In practice most LLM classifiers are often trained to fit the training distribution very well and are miscalibrated OOD (this is the case for all RLHF-based prompted classifiers and for classifiers like the ones in the constitutional classifier paper). Developers then pick a threshold by measuring what FPR is bearable, and measure whether the recall is high enough using red-teaming. I have not seen LLM developers trust model stated probabilities.

But maybe I am missing something about the usefulness of actually striving for calibration in the context of ELK? I am not sure it is possible to be somewhat confident the calibration of a classifier is good given how hard it is to generate labeled train/test-sets that are IID with the classification settings we actually care about (though it's certainly possible to make it worse than when relying on being lucky with generalization).

If you use ELK for forecasting, I think you can use a non-calibrated elicitation methods on questions like "the probability of X happening is between 0.4 and 0.5" and get the usefulness from calibrated classifiers.

Do you think of this work as an ELK thing?

It's at least related.
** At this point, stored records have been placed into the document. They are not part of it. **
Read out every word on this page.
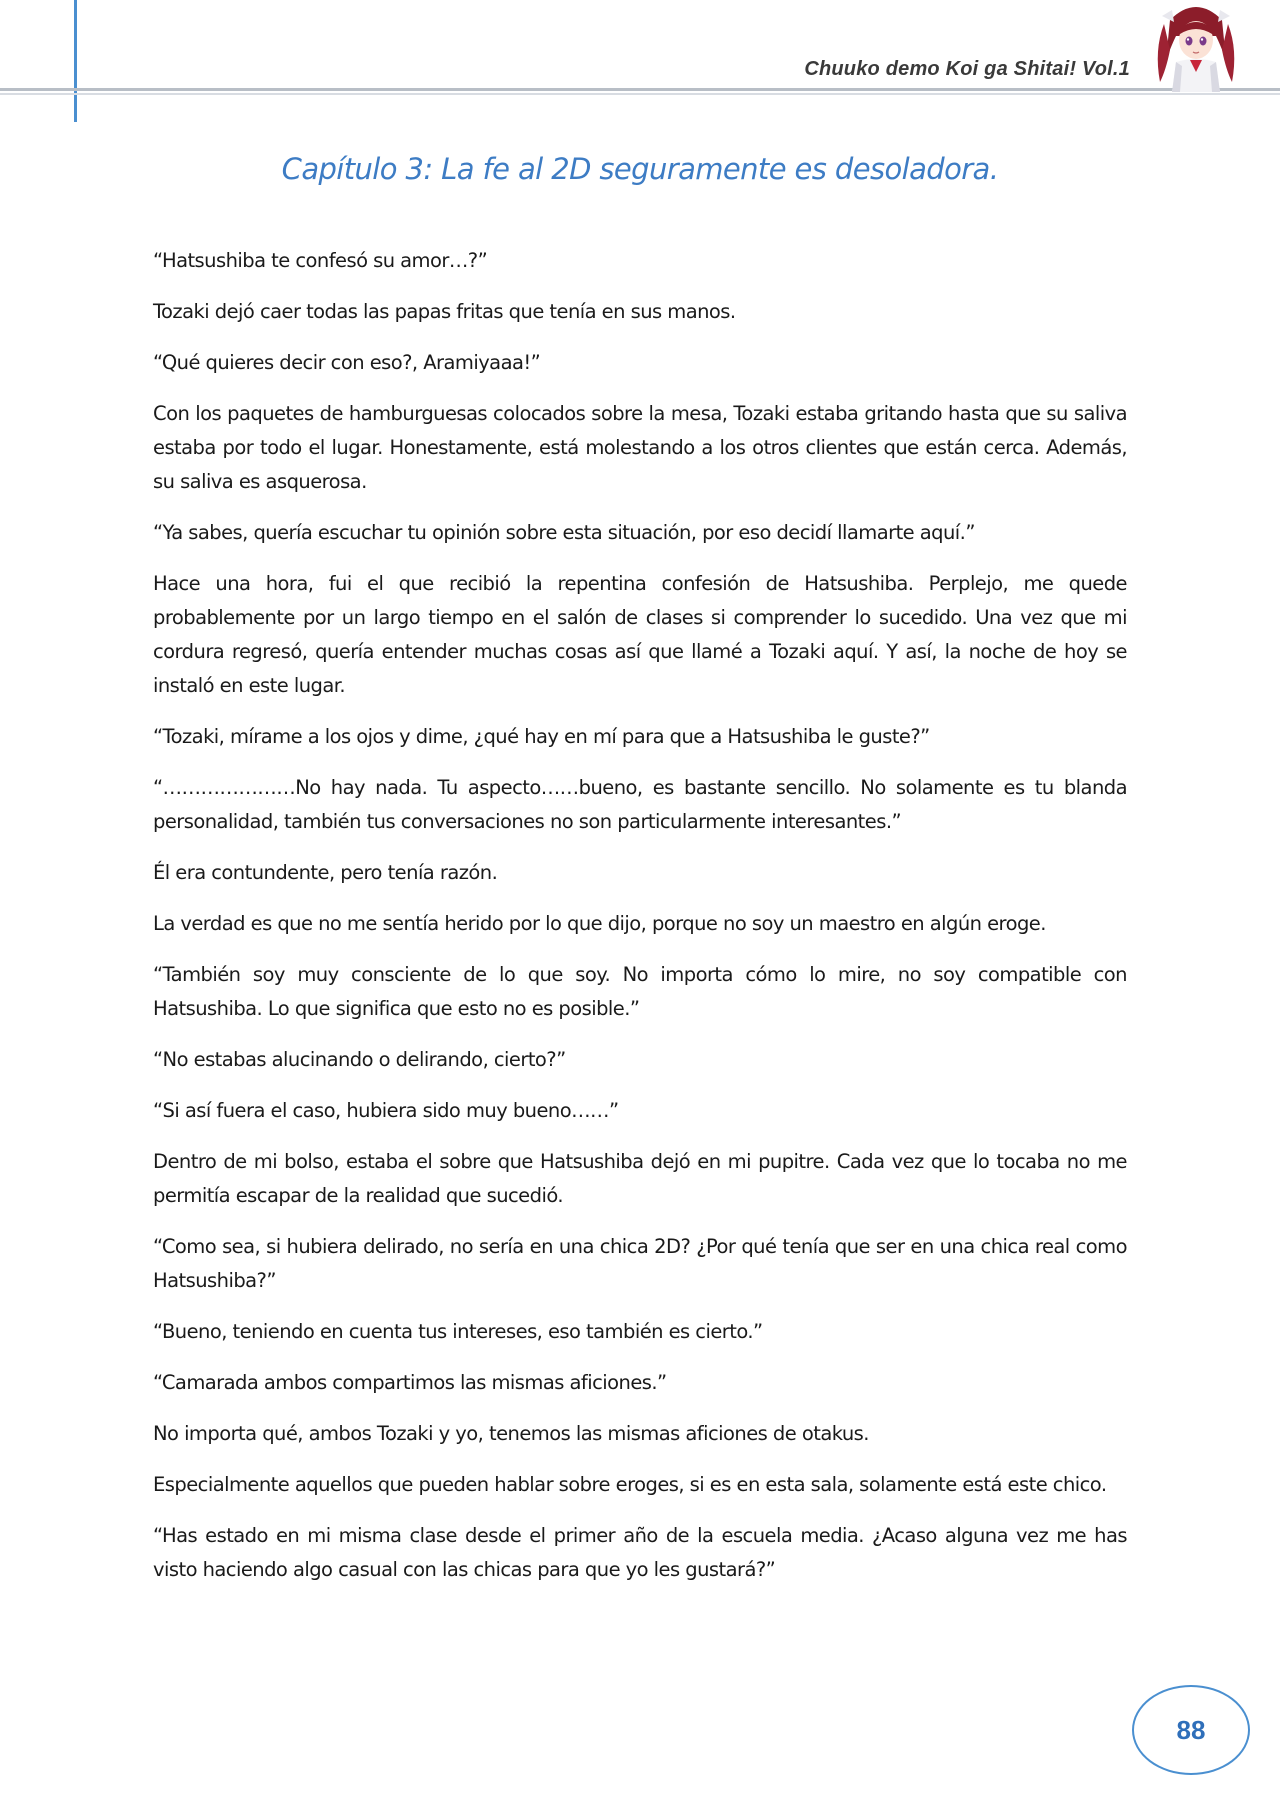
Chuuko demo Koi ga Shitai! Vol.1
Capítulo 3: La fe al 2D seguramente es desoladora.

“Hatsushiba te confesó su amor…?”

Tozaki dejó caer todas las papas fritas que tenía en sus manos.

“Qué quieres decir con eso?, Aramiyaaa!”

Con los paquetes de hamburguesas colocados sobre la mesa, Tozaki estaba gritando hasta que su saliva estaba por todo el lugar. Honestamente, está molestando a los otros clientes que están cerca. Además, su saliva es asquerosa.

“Ya sabes, quería escuchar tu opinión sobre esta situación, por eso decidí llamarte aquí.”

Hace una hora, fui el que recibió la repentina confesión de Hatsushiba. Perplejo, me quede probablemente por un largo tiempo en el salón de clases si comprender lo sucedido. Una vez que mi cordura regresó, quería entender muchas cosas así que llamé a Tozaki aquí. Y así, la noche de hoy se instaló en este lugar.

“Tozaki, mírame a los ojos y dime, ¿qué hay en mí para que a Hatsushiba le guste?”

“…………………No hay nada. Tu aspecto……bueno, es bastante sencillo. No solamente es tu blanda personalidad, también tus conversaciones no son particularmente interesantes.”

Él era contundente, pero tenía razón.

La verdad es que no me sentía herido por lo que dijo, porque no soy un maestro en algún eroge.

“También soy muy consciente de lo que soy. No importa cómo lo mire, no soy compatible con Hatsushiba. Lo que significa que esto no es posible.”

“No estabas alucinando o delirando, cierto?”

“Si así fuera el caso, hubiera sido muy bueno……”

Dentro de mi bolso, estaba el sobre que Hatsushiba dejó en mi pupitre. Cada vez que lo tocaba no me permitía escapar de la realidad que sucedió.

“Como sea, si hubiera delirado, no sería en una chica 2D? ¿Por qué tenía que ser en una chica real como Hatsushiba?”

“Bueno, teniendo en cuenta tus intereses, eso también es cierto.”

“Camarada ambos compartimos las mismas aficiones.”

No importa qué, ambos Tozaki y yo, tenemos las mismas aficiones de otakus.

Especialmente aquellos que pueden hablar sobre eroges, si es en esta sala, solamente está este chico.

“Has estado en mi misma clase desde el primer año de la escuela media. ¿Acaso alguna vez me has visto haciendo algo casual con las chicas para que yo les gustará?”

88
Like CCS, I see it as targeting some average-case ELK problem of eliciting an AIs "true belief" (+ maybe some additional learning, unsure how much) in domains where you don't have ground truth labels.
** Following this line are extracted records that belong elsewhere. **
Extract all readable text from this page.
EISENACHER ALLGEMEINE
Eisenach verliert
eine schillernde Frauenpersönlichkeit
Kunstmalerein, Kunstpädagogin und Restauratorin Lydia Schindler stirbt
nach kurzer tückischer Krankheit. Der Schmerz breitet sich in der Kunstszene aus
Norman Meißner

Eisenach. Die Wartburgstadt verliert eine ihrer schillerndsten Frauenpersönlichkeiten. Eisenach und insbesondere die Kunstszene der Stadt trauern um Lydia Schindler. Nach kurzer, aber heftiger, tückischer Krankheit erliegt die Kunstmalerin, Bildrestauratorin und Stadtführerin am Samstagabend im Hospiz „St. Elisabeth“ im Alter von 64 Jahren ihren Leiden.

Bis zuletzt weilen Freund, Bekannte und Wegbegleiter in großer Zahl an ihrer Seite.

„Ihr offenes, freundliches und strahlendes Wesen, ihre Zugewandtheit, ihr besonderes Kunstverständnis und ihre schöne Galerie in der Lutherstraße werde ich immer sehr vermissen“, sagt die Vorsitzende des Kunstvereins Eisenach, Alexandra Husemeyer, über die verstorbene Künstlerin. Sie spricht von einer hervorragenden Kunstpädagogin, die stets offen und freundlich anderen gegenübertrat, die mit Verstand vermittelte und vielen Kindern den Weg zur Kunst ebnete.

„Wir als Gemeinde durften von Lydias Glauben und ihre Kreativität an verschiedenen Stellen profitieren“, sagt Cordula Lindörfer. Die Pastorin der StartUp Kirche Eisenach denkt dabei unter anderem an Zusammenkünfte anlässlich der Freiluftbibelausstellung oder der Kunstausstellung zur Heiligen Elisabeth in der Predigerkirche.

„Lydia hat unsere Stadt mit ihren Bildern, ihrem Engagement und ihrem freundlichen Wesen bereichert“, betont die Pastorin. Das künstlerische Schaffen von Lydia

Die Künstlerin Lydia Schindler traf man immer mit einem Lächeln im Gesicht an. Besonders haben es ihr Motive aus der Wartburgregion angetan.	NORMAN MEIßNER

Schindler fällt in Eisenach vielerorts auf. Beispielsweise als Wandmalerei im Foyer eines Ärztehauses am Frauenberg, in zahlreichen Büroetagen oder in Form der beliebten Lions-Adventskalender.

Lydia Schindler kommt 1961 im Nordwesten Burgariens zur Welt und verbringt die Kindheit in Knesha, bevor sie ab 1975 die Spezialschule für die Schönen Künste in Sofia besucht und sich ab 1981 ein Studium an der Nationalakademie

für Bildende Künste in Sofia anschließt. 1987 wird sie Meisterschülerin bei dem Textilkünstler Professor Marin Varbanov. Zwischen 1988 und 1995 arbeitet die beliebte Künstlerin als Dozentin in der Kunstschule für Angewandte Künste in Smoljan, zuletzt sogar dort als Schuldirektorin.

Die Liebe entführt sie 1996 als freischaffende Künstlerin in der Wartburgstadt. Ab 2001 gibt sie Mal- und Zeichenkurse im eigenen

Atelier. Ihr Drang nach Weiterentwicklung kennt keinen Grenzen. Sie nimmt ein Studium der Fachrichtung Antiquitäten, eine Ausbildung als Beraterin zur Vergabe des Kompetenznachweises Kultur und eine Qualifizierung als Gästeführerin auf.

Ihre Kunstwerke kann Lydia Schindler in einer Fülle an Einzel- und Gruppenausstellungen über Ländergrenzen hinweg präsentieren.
My excitement about it solving ELK in practice will depend on how robust it is to variations that make the setting closer to the most important elicitation problems (e.g. situations where an AI knows very well what the humans want to hear, and where this differs from what it believes to be true).
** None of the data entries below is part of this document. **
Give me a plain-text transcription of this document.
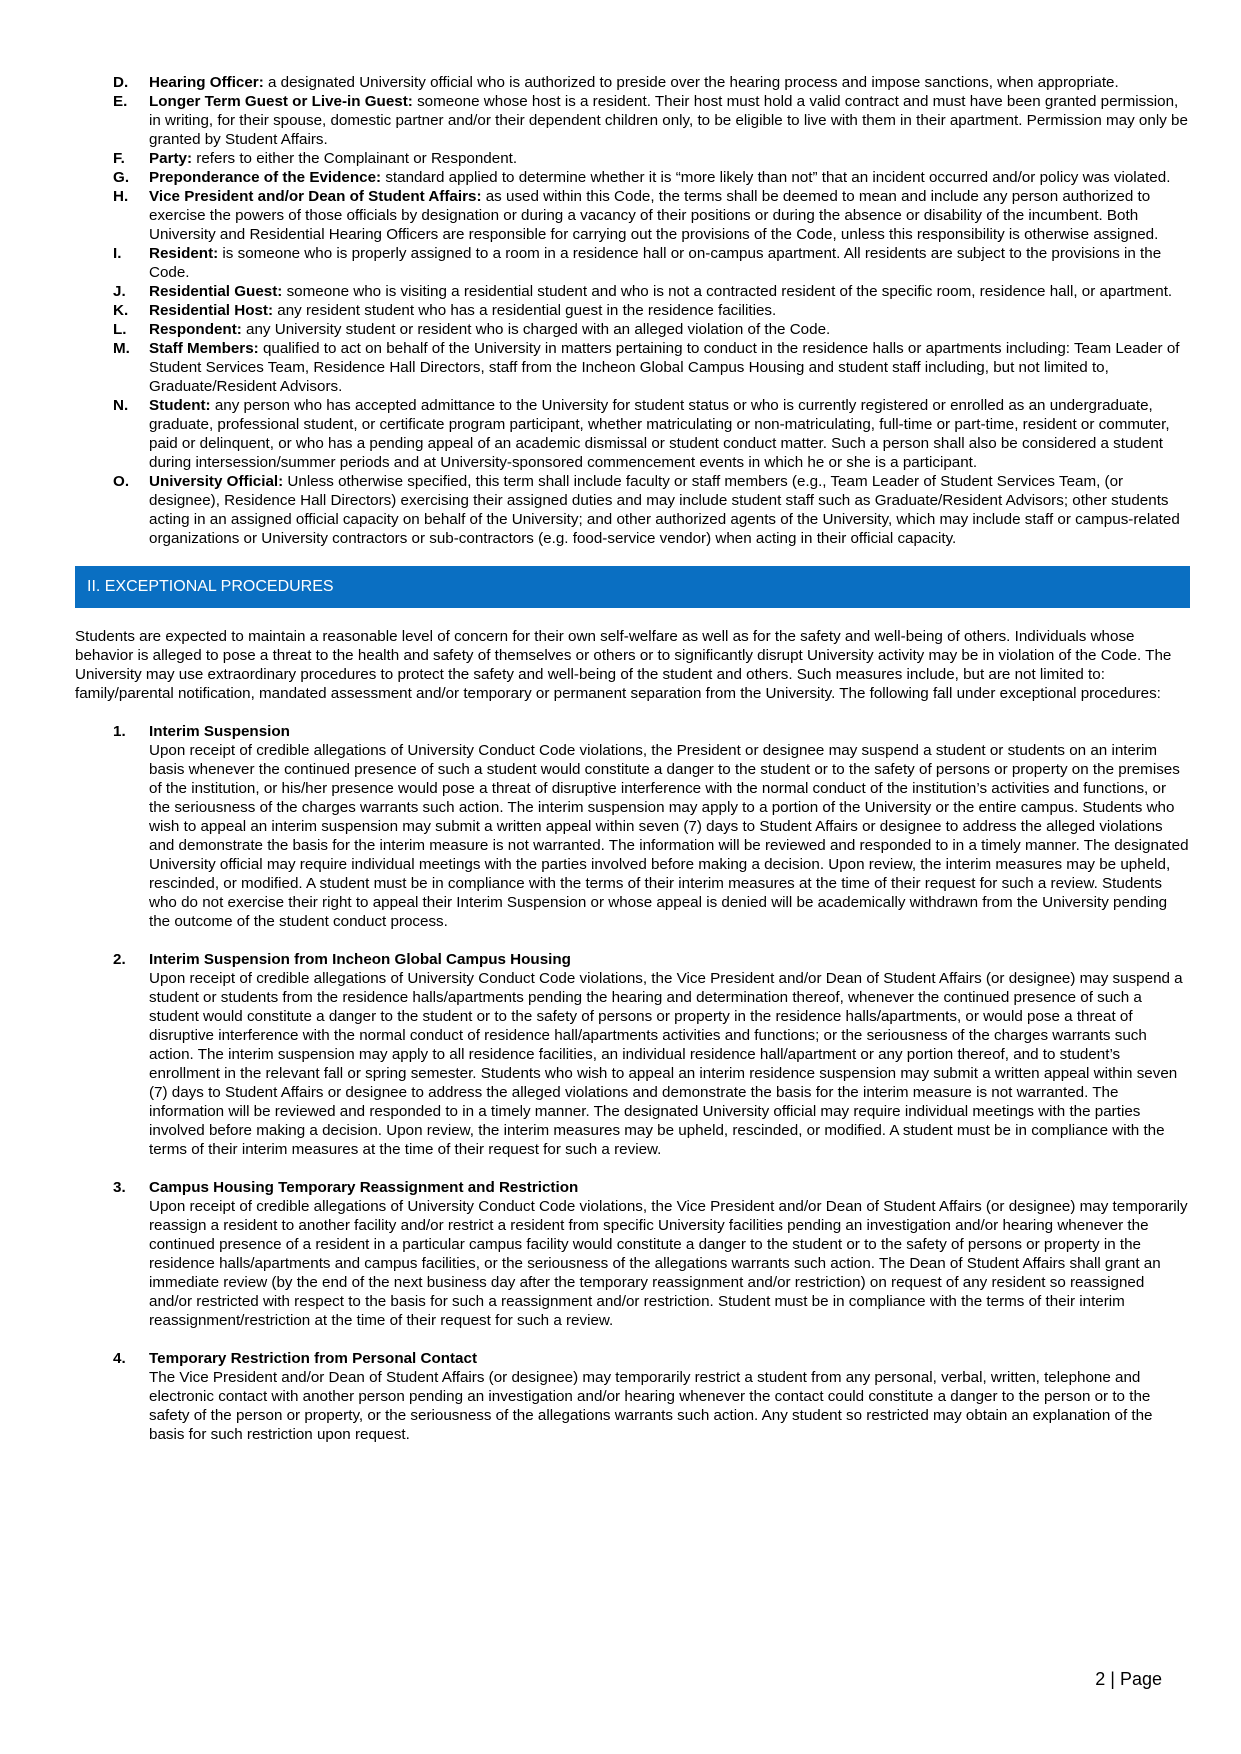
D. Hearing Officer: a designated University official who is authorized to preside over the hearing process and impose sanctions, when appropriate.
E. Longer Term Guest or Live-in Guest: someone whose host is a resident. Their host must hold a valid contract and must have been granted permission, in writing, for their spouse, domestic partner and/or their dependent children only, to be eligible to live with them in their apartment. Permission may only be granted by Student Affairs.
F. Party: refers to either the Complainant or Respondent.
G. Preponderance of the Evidence: standard applied to determine whether it is “more likely than not” that an incident occurred and/or policy was violated.
H. Vice President and/or Dean of Student Affairs: as used within this Code, the terms shall be deemed to mean and include any person authorized to exercise the powers of those officials by designation or during a vacancy of their positions or during the absence or disability of the incumbent. Both University and Residential Hearing Officers are responsible for carrying out the provisions of the Code, unless this responsibility is otherwise assigned.
I. Resident: is someone who is properly assigned to a room in a residence hall or on-campus apartment. All residents are subject to the provisions in the Code.
J. Residential Guest: someone who is visiting a residential student and who is not a contracted resident of the specific room, residence hall, or apartment.
K. Residential Host: any resident student who has a residential guest in the residence facilities.
L. Respondent: any University student or resident who is charged with an alleged violation of the Code.
M. Staff Members: qualified to act on behalf of the University in matters pertaining to conduct in the residence halls or apartments including: Team Leader of Student Services Team, Residence Hall Directors, staff from the Incheon Global Campus Housing and student staff including, but not limited to, Graduate/Resident Advisors.
N. Student: any person who has accepted admittance to the University for student status or who is currently registered or enrolled as an undergraduate, graduate, professional student, or certificate program participant, whether matriculating or non-matriculating, full-time or part-time, resident or commuter, paid or delinquent, or who has a pending appeal of an academic dismissal or student conduct matter. Such a person shall also be considered a student during intersession/summer periods and at University-sponsored commencement events in which he or she is a participant.
O. University Official: Unless otherwise specified, this term shall include faculty or staff members (e.g., Team Leader of Student Services Team, (or designee), Residence Hall Directors) exercising their assigned duties and may include student staff such as Graduate/Resident Advisors; other students acting in an assigned official capacity on behalf of the University; and other authorized agents of the University, which may include staff or campus-related organizations or University contractors or sub-contractors (e.g. food-service vendor) when acting in their official capacity.
II. EXCEPTIONAL PROCEDURES
Students are expected to maintain a reasonable level of concern for their own self-welfare as well as for the safety and well-being of others. Individuals whose behavior is alleged to pose a threat to the health and safety of themselves or others or to significantly disrupt University activity may be in violation of the Code. The University may use extraordinary procedures to protect the safety and well-being of the student and others. Such measures include, but are not limited to: family/parental notification, mandated assessment and/or temporary or permanent separation from the University. The following fall under exceptional procedures:
1. Interim Suspension
Upon receipt of credible allegations of University Conduct Code violations, the President or designee may suspend a student or students on an interim basis whenever the continued presence of such a student would constitute a danger to the student or to the safety of persons or property on the premises of the institution, or his/her presence would pose a threat of disruptive interference with the normal conduct of the institution’s activities and functions, or the seriousness of the charges warrants such action. The interim suspension may apply to a portion of the University or the entire campus. Students who wish to appeal an interim suspension may submit a written appeal within seven (7) days to Student Affairs or designee to address the alleged violations and demonstrate the basis for the interim measure is not warranted. The information will be reviewed and responded to in a timely manner. The designated University official may require individual meetings with the parties involved before making a decision. Upon review, the interim measures may be upheld, rescinded, or modified. A student must be in compliance with the terms of their interim measures at the time of their request for such a review. Students who do not exercise their right to appeal their Interim Suspension or whose appeal is denied will be academically withdrawn from the University pending the outcome of the student conduct process.
2. Interim Suspension from Incheon Global Campus Housing
Upon receipt of credible allegations of University Conduct Code violations, the Vice President and/or Dean of Student Affairs (or designee) may suspend a student or students from the residence halls/apartments pending the hearing and determination thereof, whenever the continued presence of such a student would constitute a danger to the student or to the safety of persons or property in the residence halls/apartments, or would pose a threat of disruptive interference with the normal conduct of residence hall/apartments activities and functions; or the seriousness of the charges warrants such action. The interim suspension may apply to all residence facilities, an individual residence hall/apartment or any portion thereof, and to student’s enrollment in the relevant fall or spring semester. Students who wish to appeal an interim residence suspension may submit a written appeal within seven (7) days to Student Affairs or designee to address the alleged violations and demonstrate the basis for the interim measure is not warranted. The information will be reviewed and responded to in a timely manner. The designated University official may require individual meetings with the parties involved before making a decision. Upon review, the interim measures may be upheld, rescinded, or modified. A student must be in compliance with the terms of their interim measures at the time of their request for such a review.
3. Campus Housing Temporary Reassignment and Restriction
Upon receipt of credible allegations of University Conduct Code violations, the Vice President and/or Dean of Student Affairs (or designee) may temporarily reassign a resident to another facility and/or restrict a resident from specific University facilities pending an investigation and/or hearing whenever the continued presence of a resident in a particular campus facility would constitute a danger to the student or to the safety of persons or property in the residence halls/apartments and campus facilities, or the seriousness of the allegations warrants such action. The Dean of Student Affairs shall grant an immediate review (by the end of the next business day after the temporary reassignment and/or restriction) on request of any resident so reassigned and/or restricted with respect to the basis for such a reassignment and/or restriction. Student must be in compliance with the terms of their interim reassignment/restriction at the time of their request for such a review.
4. Temporary Restriction from Personal Contact
The Vice President and/or Dean of Student Affairs (or designee) may temporarily restrict a student from any personal, verbal, written, telephone and electronic contact with another person pending an investigation and/or hearing whenever the contact could constitute a danger to the person or to the safety of the person or property, or the seriousness of the allegations warrants such action. Any student so restricted may obtain an explanation of the basis for such restriction upon request.
2 | Page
Thanks for your reply! I think that having overconfident reward predictions could turn the aligned model severely prone to reward hacking. would love to hear other opinions of course!

What training setup are you imagining? Is it about doing RLHF against a reward model that was trained with unsupervised elicitation?

In this setting, I'd be surprised if having an overconfident reward model resulted in stronger reward hacking. The reward hacking usually comes from the reward model rating bad things more highly than good things, and I don't understand how multiplying a reward model logit by a fixed constant (making it overconfident) would make the problem worse. Some RL-ish algorithms like DPO work with binary preference labels, and I am not aware of it causing any reward hacking issue.

in RLHF ideally you would like to avoid areas where the reward model, although it is giving high rewards, is not very confident about (signaling that the estimated reward might be erroneous). otherwise, the aligned model might exploit this faulty, high reward. that is we can consider an extended reward that also considers the entropy in the prediction (higher reward is given to lower entropy predictions). this, however, presumes well-calibrated probabilities. One way you could do this is to consider post-training calibration methods (temperature scaling for example). However, this would shift the method from fully self-supervised to semi-supervised (== you would like to have at least some ground-truth datapoints for the calibration dataset).

Ok I see, it seems plausible that this could be important, though this seems much less important than avoiding mistakes of the form "our reward model strongly prefers very bad stuff to very good stuff".

I'd be surprised if this is actually how reward over-optimization goes badly in practice (e.g. I'd predict that no amount of temperature scaling would have saved OpenAI from building sycophantic models), and I haven't seen demos of RLHF producing more/less "hacking" when temperature-scaled.